1. sept., 2017

Le Hira gasy, un spectacle populaire à Madagascar

Le sujet de notre billet d’aujourd’hui sera folklorique et coloré car on va parler du « hira gasy », un pilier de la culture malgache.

Qu’est-ce que le hira gasy ?

Il nous serait difficile de donner la définition juste, mais on va faire de notre mieux ! Le hira gasy est un spectacle populaire de Madagascar assimilable au théâtre populaire ou à l'opérette.

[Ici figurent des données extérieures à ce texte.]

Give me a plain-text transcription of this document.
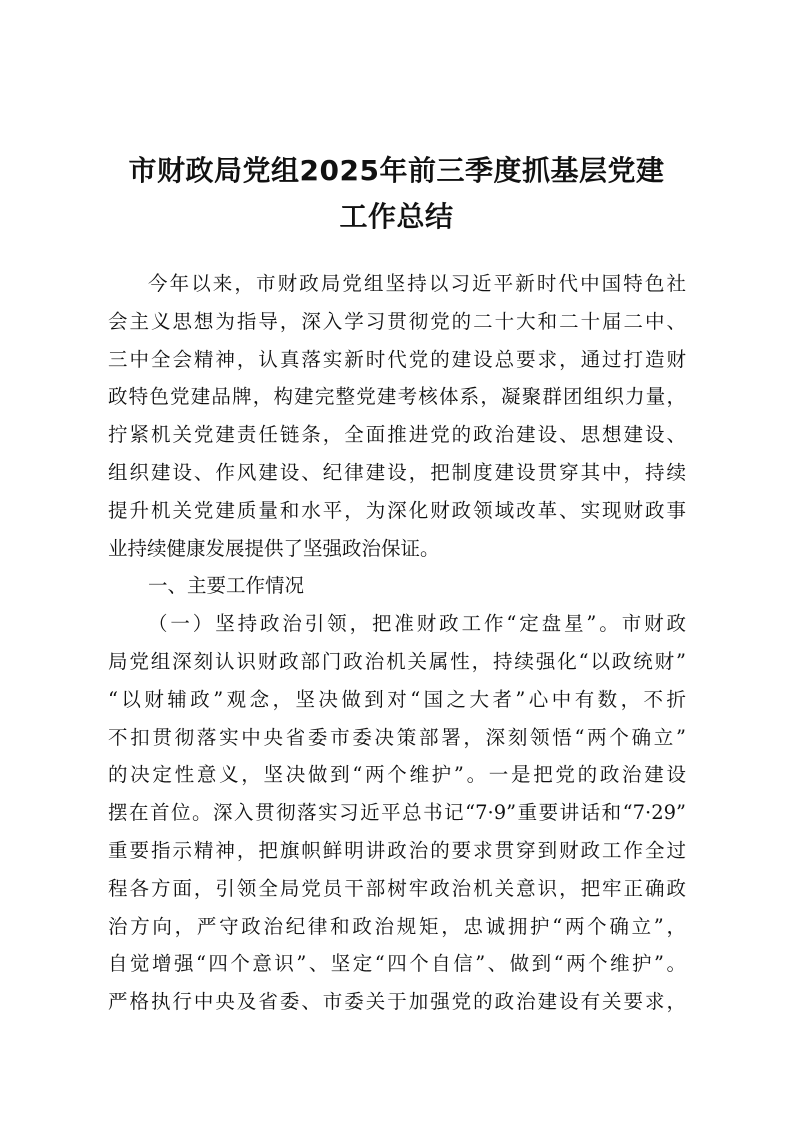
市财政局党组2025年前三季度抓基层党建
工作总结

今年以来，市财政局党组坚持以习近平新时代中国特色社
会主义思想为指导，深入学习贯彻党的二十大和二十届二中、
三中全会精神，认真落实新时代党的建设总要求，通过打造财
政特色党建品牌，构建完整党建考核体系，凝聚群团组织力量，
拧紧机关党建责任链条，全面推进党的政治建设、思想建设、
组织建设、作风建设、纪律建设，把制度建设贯穿其中，持续
提升机关党建质量和水平，为深化财政领域改革、实现财政事
业持续健康发展提供了坚强政治保证。

一、主要工作情况

（一）坚持政治引领，把准财政工作“定盘星”。市财政
局党组深刻认识财政部门政治机关属性，持续强化“以政统财”
“以财辅政”观念，坚决做到对“国之大者”心中有数，不折
不扣贯彻落实中央省委市委决策部署，深刻领悟“两个确立”
的决定性意义，坚决做到“两个维护”。一是把党的政治建设
摆在首位。深入贯彻落实习近平总书记“7·9”重要讲话和“7·29”
重要指示精神，把旗帜鲜明讲政治的要求贯穿到财政工作全过
程各方面，引领全局党员干部树牢政治机关意识，把牢正确政
治方向，严守政治纪律和政治规矩，忠诚拥护“两个确立”，
自觉增强“四个意识”、坚定“四个自信”、做到“两个维护”。
严格执行中央及省委、市委关于加强党的政治建设有关要求，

On le voit pendant les fêtes, les famadihana, les kermesse…

Pourquoi on le compare à l’opérette ?

Parce que dans le hira gasy, on raconte une histoire, une histoire qui parle du quotidien de la majorité de malgaches et tout cela en chansons. La vie quotidienne de peuple malgache, ceux qui vinent à la campagne. Et bien entendu, à la fin, il y a une morale.

Et deuxième question : c’est comment le hira gasy ?

Selon les spécialistes, il y a quatre parties : le sava-ranonando, sorte de préface d’avant spectacle pour chauffer le public, puis le sasin-teny, petit tirade de présentation pour bien haranguer la foule, le reni-hira , littéralement « chanson mère », qui est en général le corps du spectacle et en dernier lieu vient le zana-kira « petits chansons », qui sert à animer la foule.

Ah, mais c’est tout un programme dis-donc !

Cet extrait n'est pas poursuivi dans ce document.